Culture
05:34 13 juillet 2021 | mise à jour le: 13 juillet 2021 à 16:14 Temps de lecture: 3 minutes

«Sa parole contre la mienne»: Chrystine Brouillet au cœur des «boys club»

«Sa parole contre la mienne»: Chrystine Brouillet au cœur des «boys club»
Photo: Josie Desmarais/MétroL'autrice Chrystine Brouillet

Ce n’est pas avec un nouvel opus de Maud Graham, célèbre héroïne de ses romans policiers, que Chrystine Brouillet nous revient en 2021. Cette fois, le viol et la domination masculine teintent le roman Sa parole contre la mienne, qui met en vedette une jeune journaliste en quête de vérité.

«J’ai eu peur que le mouvement #moiaussi disparaisse avec l’arrivée de la pandémie et le tsunami qu’elle a engendré, confie Chrystine Brouillet pour justifier le traitement romanesque du sujet. Mais j’ai été naïve, j’ai eu tout faux. Il y a eu beaucoup de dénonciations, j’étais dans l’erreur», se réjouit-elle.

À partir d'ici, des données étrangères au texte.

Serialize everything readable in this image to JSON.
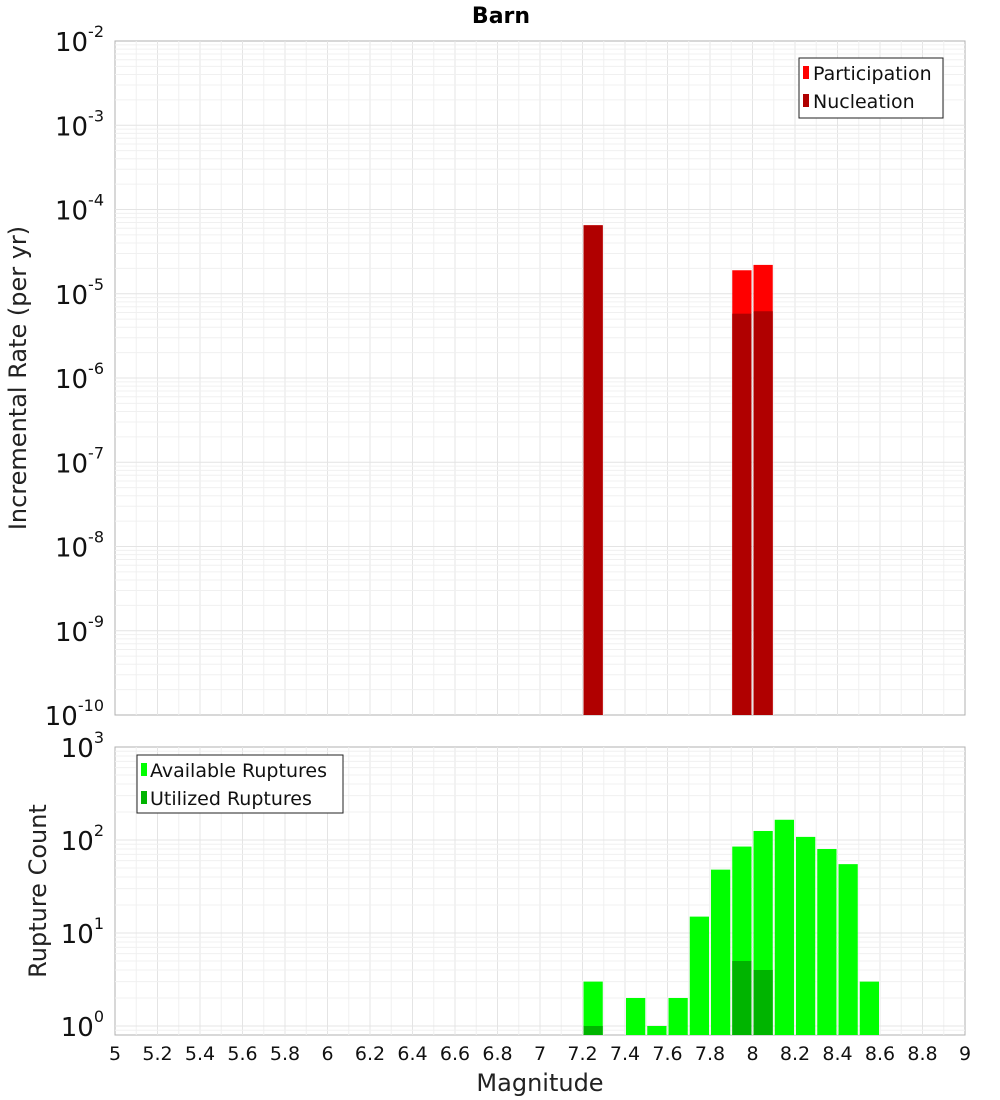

Pour la romancière, il n’y a rien de plus important que de continuer à parler de ces scandales sexuels et des inconduites. Elle souligne d’ailleurs le film du moment, La parfaite victime de Monic Perron et Émilie Perreault.

«Il faut en parler, c’est essentiel. Pour que les lois changent. J’espère que les gens qui font les lois vont le voir», argue-t-elle.

Posture féministe

Chrystine Brouillet est féministe et elle souhaite participer à sa mesure à changer les choses et pourquoi pas, le système. «Je comprends que les victimes ne portent pas plainte. C’est facile de dire qu’il faut le faire, on ne peut pas les blâmer. On a beaucoup de questions à se poser, comme société», exprime l’autrice montréalaise.

«J’ai écrit ce roman dans l’espoir.» -Chrystine Brouillet

Elle s’estime satisfaite de son roman dans la mesure où elle a posé des questions nécessaires. Selon elle, la parole des victimes devrait être mieux entendue. «J’écris pour changer les idées et faire réfléchir à changer des choses. Cela doit rester un moment d’évasion.»

Selon elle, les clichés de la société sont responsables de ces comportements inadéquats ou carrément criminels. «C’est par l’éducation que ça va changer. J’ai envie que mes amies jeunes ne vivent pas ça. Ce n’est pas normal d’avoir peur de sortir le soir dans une ville», illustre-t-elle.

La touche Chrystine Brouillet

On retrouve habituellement dans les romans mettant en scène Maud Graham les plaisirs de la table si chers à sa créatrice. Même s’il y a moins de descriptions de repas et de bonnes bouteilles dans Sa parole contre la mienne, on retrouve la touche de Chrystine Brouillet, comme le petit sachet de tilleul que Myriam, la jeune journaliste, se verse dans sa tasse avec de l’eau bouillante, ou encore les petites bulles d’un bon champagne.

Les plaisirs simples sont aussi au rendez-vous, comme la présence du chat ou la neige fraîchement tombée. Tout cela bien sûr, lorsque le tumulte et les crimes d’ordre sexuel ne sont pas à l’avant-plan de l’intrigue. Sans oublier les scènes qui se passent à Québec, ville d’origine de l’écrivaine.


Une journaliste comme héroïne

Dans ce nouveau roman, Chrystine Brouillet a choisi de mettre de l’avant une jeune journaliste qui fait enquête. Voici pourquoi: «Les journalistes sont les gardiens de la justice. Vous remettez en question les lois, vous interpellez les gouvernements. C’est essentiel à une société démocratique, dit-elle. Vous donnez la parole à des gens qui ne l’ont pas et vous rendez vivantes les histoires des gens.»